During the second study phase 2023, the sensitivity of ECLIA was higher at low viral loads compared to Omicron samples from 2022 and “non-Omicron” samples. On closer inspection of the measurement kinetics, the diagram of Fig. 2D showed a trend of the respective readings towards an asymptote close above the cutoff of 1.0. We can only speculate about the reason for this discrepancy, but tend to view the measurements collected for the ECLIA in 2023 with caution and not overestimating them for the following reason: Our analysis of test kinetics for PCR-negative samples below the cutoff demonstrated distinct differences between the four tests investigated. The CLEIA stands out from the other tests with only about half of the 303 PCR-negative samples lying on the lower asymptote/lower limit of the measurement range (0.01 mg/ml; data not shown). The other three tests, including the ECLIA, did not show such a dynamic in this measurement range. Analysis of the mean deviation of the measured values of the PCR-negative specimens from the cutoff clearly demonstrated that the lower asymptote of the measuring range for ECLIA was only slightly below the cutoff with less than two standard deviations. For CLIA and ELISA, at least four standard deviations of the measured values of PCR-negative samples from the cutoff have been established by the manufacturers for unambiguous differentiation. The small difference in the measured values of low-positive specimens, which lie at the lower asymptote of the ECLIA, from the cutoff is so small that we cannot exclude the possibility of shifts in the results of low-positive specimens above the cutoff in different series of measurements. According to the manufacturer, no changes were made to the commercial assay between 2022 and 2023. A further confounding factor could be batch-dependent fluctuations. Due to the limited amount of material, it was unfortunately not possible to repeat measurements to explore this. When using cell culture media-derived VoC samples in this study, the ECLIA was susceptible to interference from the medium used resulting in low false-positive measurements. However, since the VTM used for the 2023 Omicron samples was not changed according to the supplying laboratory, in contrast to the 2022 samples, it is unlikely that an interfering transport medium is the cause of the observed differences in the evaluation of the patient samples.

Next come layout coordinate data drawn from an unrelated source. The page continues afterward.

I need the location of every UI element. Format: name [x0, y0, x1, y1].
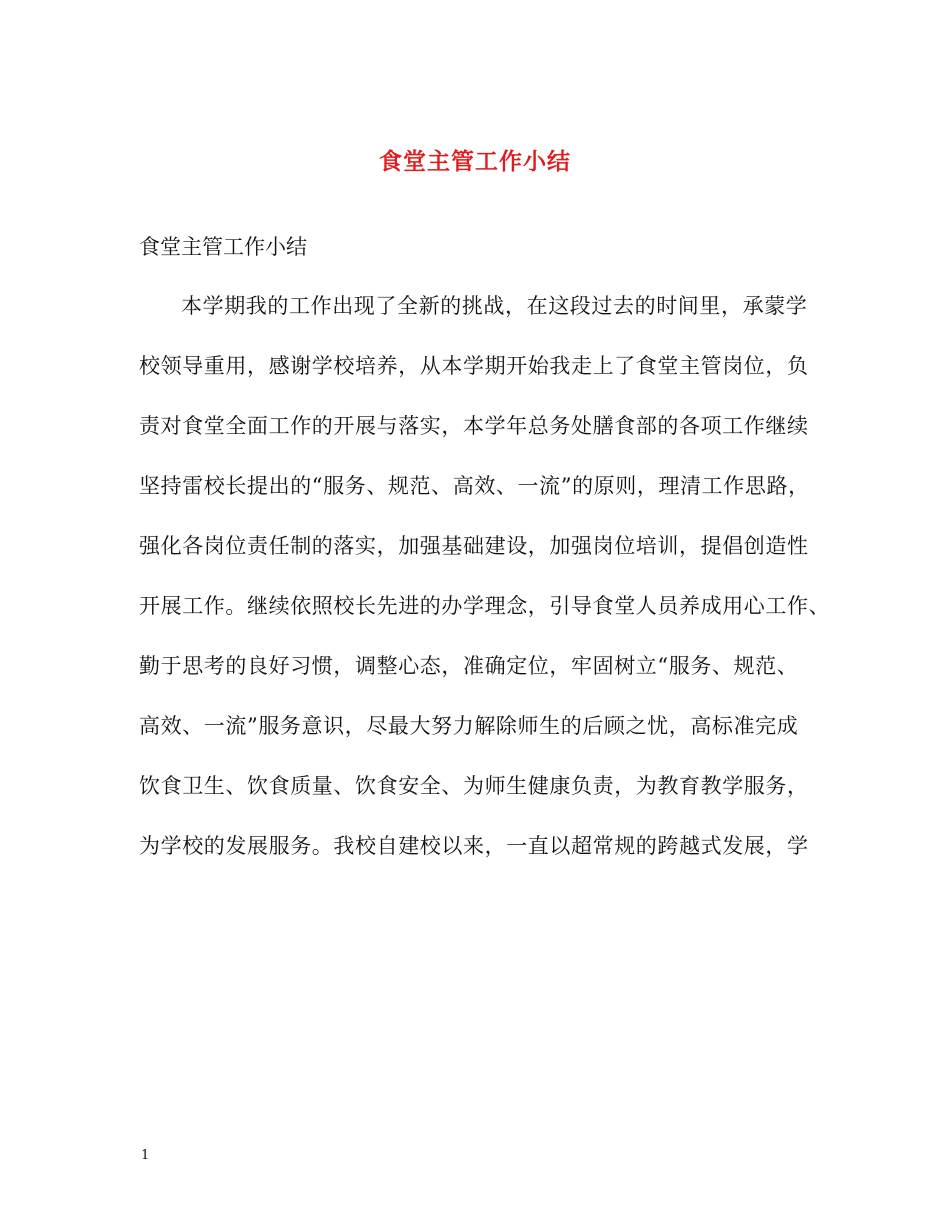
document-subtitle: 食堂主管工作小结	[139, 235, 307, 259]
body-line: 强化各岗位责任制的落实，加强基础建设，加强岗位培训，提倡创造性	[139, 534, 809, 558]
page-number: 1	[141, 1148, 150, 1163]
body-line: 校领导重用，感谢学校培养，从本学期开始我走上了食堂主管岗位，负	[139, 354, 809, 378]
body-line: 本学期我的工作出现了全新的挑战，在这段过去的时间里，承蒙学	[181, 294, 808, 318]
body-text	[139, 291, 829, 891]
body-line: 饮食卫生、饮食质量、饮食安全、为师生健康负责，为教育教学服务，	[139, 774, 809, 798]
body-line: 高效、一流”服务意识，尽最大努力解除师生的后顾之忧，高标准完成	[139, 714, 799, 738]
body-line: 开展工作。继续依照校长先进的办学理念，引导食堂人员养成用心工作、	[139, 594, 831, 618]
body-line: 勤于思考的良好习惯，调整心态，准确定位，牢固树立“服务、规范、	[139, 654, 799, 678]
body-line: 责对食堂全面工作的开展与落实，本学年总务处膳食部的各项工作继续	[139, 414, 809, 438]
document-title: 食堂主管工作小结	[379, 148, 571, 175]
body-line: 为学校的发展服务。我校自建校以来，一直以超常规的跨越式发展，学	[139, 834, 809, 858]
body-line: 坚持雷校长提出的“服务、规范、高效、一流”的原则，理清工作思路，	[139, 474, 810, 498]
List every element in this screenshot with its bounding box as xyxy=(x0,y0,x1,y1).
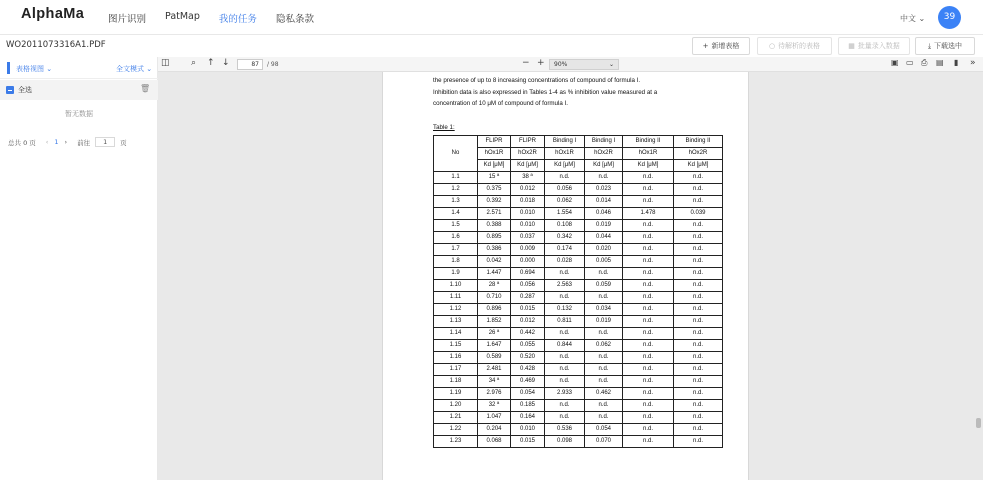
more-tools-icon[interactable]: » xyxy=(970,58,976,68)
table-cell: n.d. xyxy=(585,400,623,412)
table-cell: 0.896 xyxy=(478,304,511,316)
table-cell: 32 ª xyxy=(478,400,511,412)
app-logo[interactable]: AlphaMa xyxy=(21,6,85,22)
table-cell: 0.009 xyxy=(511,244,545,256)
table-cell: 0.811 xyxy=(545,316,585,328)
table-cell: n.d. xyxy=(545,412,585,424)
table-cell: n.d. xyxy=(674,220,723,232)
table-cell: 1.19 xyxy=(434,388,478,400)
table-cell: 0.010 xyxy=(511,220,545,232)
print-icon[interactable]: ⎙ xyxy=(921,58,928,67)
table-cell: n.d. xyxy=(623,184,674,196)
bookmark-icon[interactable]: ▮ xyxy=(954,58,959,67)
table-cell: 0.019 xyxy=(585,316,623,328)
select-all-label: 全选 xyxy=(18,86,32,94)
table-cell: n.d. xyxy=(623,256,674,268)
table-cell: 1.047 xyxy=(478,412,511,424)
table-cell: 1.3 xyxy=(434,196,478,208)
table-cell: 1.2 xyxy=(434,184,478,196)
table-cell: n.d. xyxy=(585,376,623,388)
table-header-cell: hOx1R xyxy=(545,148,585,160)
table-header-row xyxy=(434,136,723,148)
download-label: 下载选中 xyxy=(934,42,963,50)
nav-patmap[interactable]: PatMap xyxy=(165,11,200,22)
table-cell: n.d. xyxy=(674,172,723,184)
page-unit: 页 xyxy=(120,138,127,147)
search-icon: ○ xyxy=(768,42,776,50)
table-cell: 0.520 xyxy=(511,352,545,364)
select-all-row xyxy=(0,80,158,100)
table-cell: n.d. xyxy=(623,424,674,436)
table-cell: n.d. xyxy=(623,244,674,256)
table-cell: 2.563 xyxy=(545,280,585,292)
table-cell: 0.015 xyxy=(511,304,545,316)
page-number-input[interactable]: 87 xyxy=(237,59,263,70)
table-cell: n.d. xyxy=(623,316,674,328)
table-cell: n.d. xyxy=(674,232,723,244)
accent-bar xyxy=(7,62,10,74)
table-cell: n.d. xyxy=(674,436,723,448)
table-row xyxy=(434,208,723,220)
pager-total: 总共 0 页 xyxy=(8,138,36,147)
pending-tables-label: 待解析的表格 xyxy=(778,42,821,50)
table-cell: 1.8 xyxy=(434,256,478,268)
trash-icon[interactable]: 🗑 xyxy=(140,84,151,93)
pending-tables-button[interactable] xyxy=(757,37,832,55)
empty-state: 暂无数据 xyxy=(65,110,93,118)
pdf-toolbar xyxy=(158,57,983,72)
table-cell: 0.055 xyxy=(511,340,545,352)
table-cell: 1.5 xyxy=(434,220,478,232)
table-cell: n.d. xyxy=(674,400,723,412)
file-bar xyxy=(0,35,983,57)
table-cell: 0.462 xyxy=(585,388,623,400)
table-cell: n.d. xyxy=(623,172,674,184)
table-cell: n.d. xyxy=(674,412,723,424)
table-cell: n.d. xyxy=(674,340,723,352)
table-cell: 0.039 xyxy=(674,208,723,220)
table-cell: n.d. xyxy=(585,328,623,340)
table-cell: 0.056 xyxy=(511,280,545,292)
doc-line-2: Inhibition data is also expressed in Tables 1-4 as % inhibition value measured at a xyxy=(433,89,658,96)
table-cell: 0.185 xyxy=(511,400,545,412)
chevron-down-icon: ⌄ xyxy=(146,65,153,73)
next-page-icon[interactable]: › xyxy=(64,138,68,146)
table-cell: 2.976 xyxy=(478,388,511,400)
table-cell: n.d. xyxy=(674,196,723,208)
table-cell: n.d. xyxy=(585,292,623,304)
table-cell: n.d. xyxy=(545,292,585,304)
table-cell: 0.023 xyxy=(585,184,623,196)
table-row xyxy=(434,352,723,364)
table-cell: 1.13 xyxy=(434,316,478,328)
table-cell: n.d. xyxy=(545,352,585,364)
table-row xyxy=(434,316,723,328)
table-cell: 38 ª xyxy=(511,172,545,184)
table-cell: 0.014 xyxy=(585,196,623,208)
zoom-out-icon[interactable]: − xyxy=(522,58,530,68)
table-cell: n.d. xyxy=(545,364,585,376)
table-row xyxy=(434,256,723,268)
table-cell: n.d. xyxy=(674,292,723,304)
download-button[interactable] xyxy=(915,37,975,55)
table-cell: 1.478 xyxy=(623,208,674,220)
table-cell: 1.4 xyxy=(434,208,478,220)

In the current phase of the pandemic, different Omicron sublineages or recombinants co-evolve regionally. Originating from previously dominating variants, subvariants derived from Omicron-BA.2 (BN.1, BA.2.75), BA.2 recombinants (XBB) or BA.5 subvariants (BQ.1, BF.7) have emerged. Besides additional adaptions in the spike protein, some of these have also acquired mutations in the nucleocapsid protein (e.g., BF.7: Del30/32, S33F, or BQ.1: E136Q [66]) (Table 5). A broad understanding of the complex interplay between molecular changes caused by mutations, interference with the host immune system and the impact of the latter on disease progression, virus production and release onto the respiratory mucosa is essential for the continued use of Ag-based diagnostic methods with appropriate reliability. We strongly believe that both RATs and automated Ag tests should be carefully re-evaluated by independent laboratories when new VoCs emerge or immunological and clinical parameters in the population change.